The land speculation explored by Twain and Warner as one of the typical features of the Gilded Age can be illustrated by the Dawes Act, which had severe negative consequences for the Indian population of the U.S. While the Act was proclaimed to be determined to encouraging the assimilation of Native Americans and private native land ownership, it, in fact, served for satisfying the white settlers’ appetites for land (James, 2008). The government, encouraged by the “corrupt interplay of business and politics” described by Twain, did not only speculate on land to open it to white settlement by white Americans, but also significantly damaged the unity and culture of Indian people who were forced to abandon their tradition of communal holding of property (Roark, Johnson, Cohen, Stage, & Hartmann, 2012, p. 522).
Opportunities in mining and trade out West were greatly impacted by values of the Gilded Age relying on certain beliefs. As the values of that era were based on the assumption that wealth is a sign of virtue, and, therefore, wealthy people and nations are superior to others, such belief inspired millions of people to move to the West and become the part of the mining industry after the discovery of gold, silver, and other precious metals in that part of the country. The material ambitions converted the region into the source of mining and trade opportunities and “clashed with Native Americans ways” resulting in disaster for Indians (Roark et al., 2012, p. 505). The “crooked partnership of business and politics” described by Twain became the tool enabling businessmen eager to make a fortune on mining to ignore and abuse the rights of the native population of the West due to the support of the government (Roark et al., 2012, p. 521). This fact illustrates how the Gilded Age materialistic values and the interplay between business and politics influenced the development of mining and trade industries in the West.
The values dominating during the Gilded Age were directly interrelated with the Manifest of Destiny, which inspired Americans to believe that they had an obvious right to expand the nation to the West. The belief that wealth gives the right to consider someone superior to others encouraged many Americans to believe that as their nation is one of the wealthiest in the world, it has the right to remake the West. Besides, the land speculations, which were another typical feature of the Gilded Age, also directly impacted the Manifest of Destiny, as they enabled the population from the East to acquire the lands that had belonged to other nations.

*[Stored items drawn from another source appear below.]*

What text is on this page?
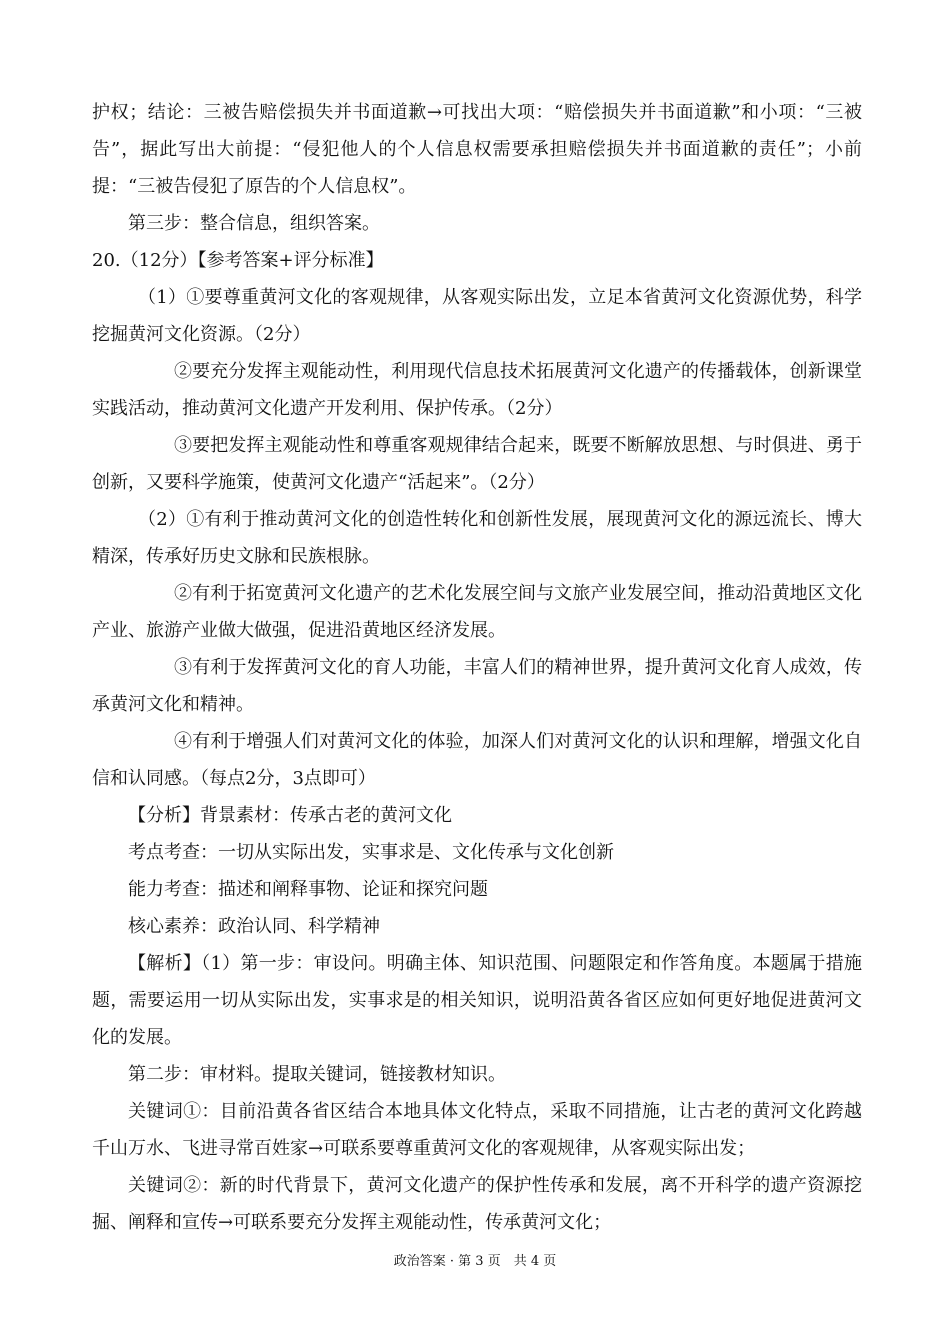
护权；结论：三被告赔偿损失并书面道歉→可找出大项：“赔偿损失并书面道歉”和小项：“三被告”，据此写出大前提：“侵犯他人的个人信息权需要承担赔偿损失并书面道歉的责任”；小前提：“三被告侵犯了原告的个人信息权”。

第三步：整合信息，组织答案。

20.（12分）【参考答案+评分标准】

（1）①要尊重黄河文化的客观规律，从客观实际出发，立足本省黄河文化资源优势，科学挖掘黄河文化资源。（2分）

②要充分发挥主观能动性，利用现代信息技术拓展黄河文化遗产的传播载体，创新课堂实践活动，推动黄河文化遗产开发利用、保护传承。（2分）

③要把发挥主观能动性和尊重客观规律结合起来，既要不断解放思想、与时俱进、勇于创新，又要科学施策，使黄河文化遗产“活起来”。（2分）

（2）①有利于推动黄河文化的创造性转化和创新性发展，展现黄河文化的源远流长、博大精深，传承好历史文脉和民族根脉。

②有利于拓宽黄河文化遗产的艺术化发展空间与文旅产业发展空间，推动沿黄地区文化产业、旅游产业做大做强，促进沿黄地区经济发展。

③有利于发挥黄河文化的育人功能，丰富人们的精神世界，提升黄河文化育人成效，传承黄河文化和精神。

④有利于增强人们对黄河文化的体验，加深人们对黄河文化的认识和理解，增强文化自信和认同感。（每点2分，3点即可）

【分析】背景素材：传承古老的黄河文化

考点考查：一切从实际出发，实事求是、文化传承与文化创新

能力考查：描述和阐释事物、论证和探究问题

核心素养：政治认同、科学精神

【解析】（1）第一步：审设问。明确主体、知识范围、问题限定和作答角度。本题属于措施题，需要运用一切从实际出发，实事求是的相关知识，说明沿黄各省区应如何更好地促进黄河文化的发展。

第二步：审材料。提取关键词，链接教材知识。

关键词①：目前沿黄各省区结合本地具体文化特点，采取不同措施，让古老的黄河文化跨越千山万水、飞进寻常百姓家→可联系要尊重黄河文化的客观规律，从客观实际出发；

关键词②：新的时代背景下，黄河文化遗产的保护性传承和发展，离不开科学的遗产资源挖掘、阐释和宣传→可联系要充分发挥主观能动性，传承黄河文化；

政治答案 · 第 3 页　共 4 页
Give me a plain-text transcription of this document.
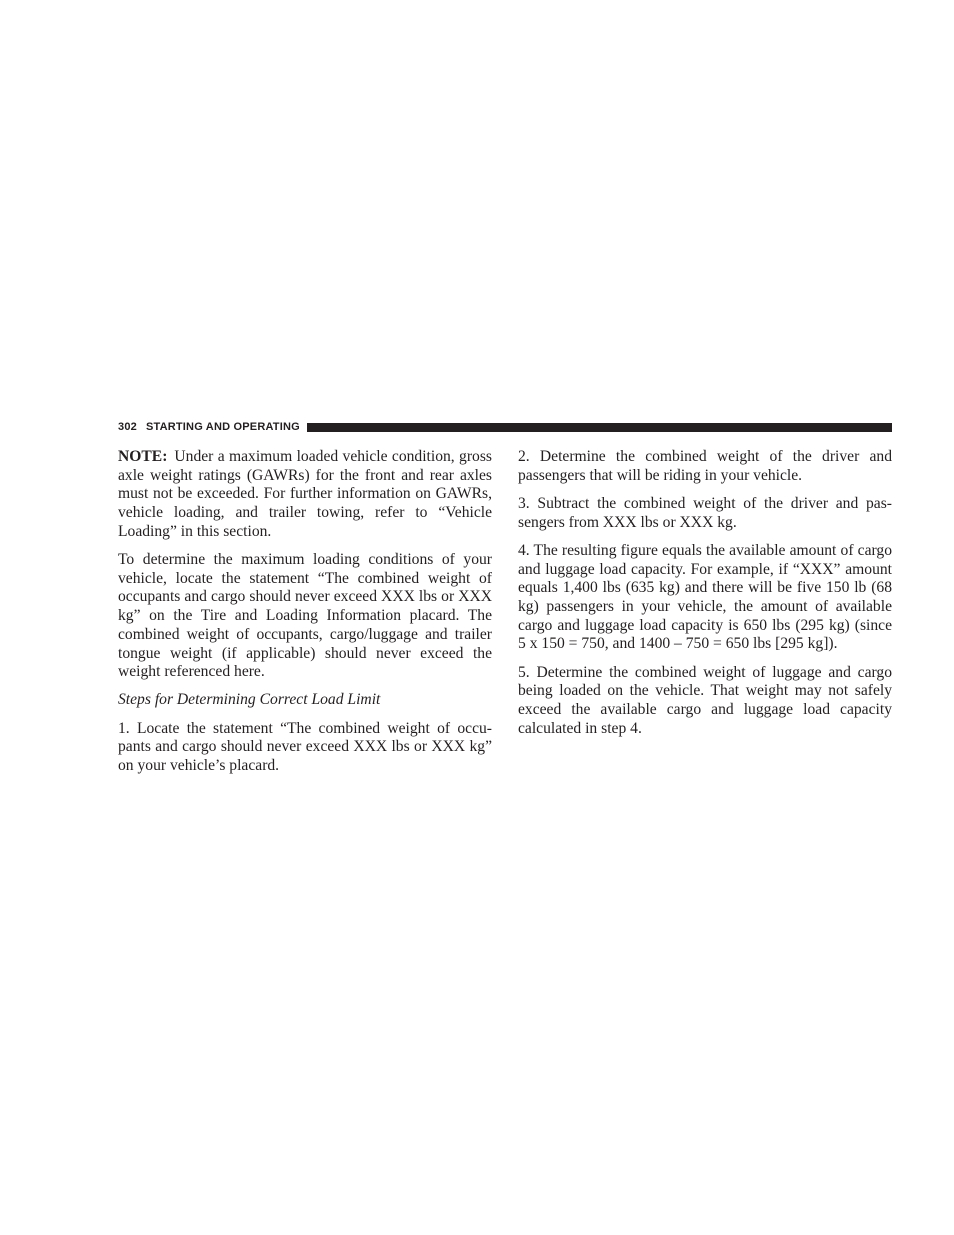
302 STARTING AND OPERATING

NOTE: Under a maximum loaded vehicle condition, gross axle weight ratings (GAWRs) for the front and rear axles must not be exceeded. For further information on GAWRs, vehicle loading, and trailer towing, refer to “Vehicle Loading” in this section.

To determine the maximum loading conditions of your vehicle, locate the statement “The combined weight of occupants and cargo should never exceed XXX lbs or XXX kg” on the Tire and Loading Information placard. The combined weight of occupants, cargo/luggage and trailer tongue weight (if applicable) should never exceed the weight referenced here.

Steps for Determining Correct Load Limit

1. Locate the statement “The combined weight of occupants and cargo should never exceed XXX lbs or XXX kg” on your vehicle’s placard.

2. Determine the combined weight of the driver and passengers that will be riding in your vehicle.

3. Subtract the combined weight of the driver and passengers from XXX lbs or XXX kg.

4. The resulting figure equals the available amount of cargo and luggage load capacity. For example, if “XXX” amount equals 1,400 lbs (635 kg) and there will be five 150 lb (68 kg) passengers in your vehicle, the amount of available cargo and luggage load capacity is 650 lbs (295 kg) (since 5 x 150 = 750, and 1400 – 750 = 650 lbs [295 kg]).

5. Determine the combined weight of luggage and cargo being loaded on the vehicle. That weight may not safely exceed the available cargo and luggage load capacity calculated in step 4.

The values of the Gilded Age described by Twain and Warner, materialism, and government corruption, in particular, were reflected in numerous tendencies and events that occurred in the U.S. during that era.
James, E. (2008). The allotment period on the Nez Perce reservation. In R. Nichols (Ed.), The American Indian: Past and present (pp. 227-241). Norman, Oklahoma: University of Oklahoma Press.
Roark, J., Johnson, M., Cohen, P., Stage, S., & Hartmann, S. (2012). The American promise: A history of the United States (5th ed). Boston, Massachusetts: Bedford/St. Martin’s.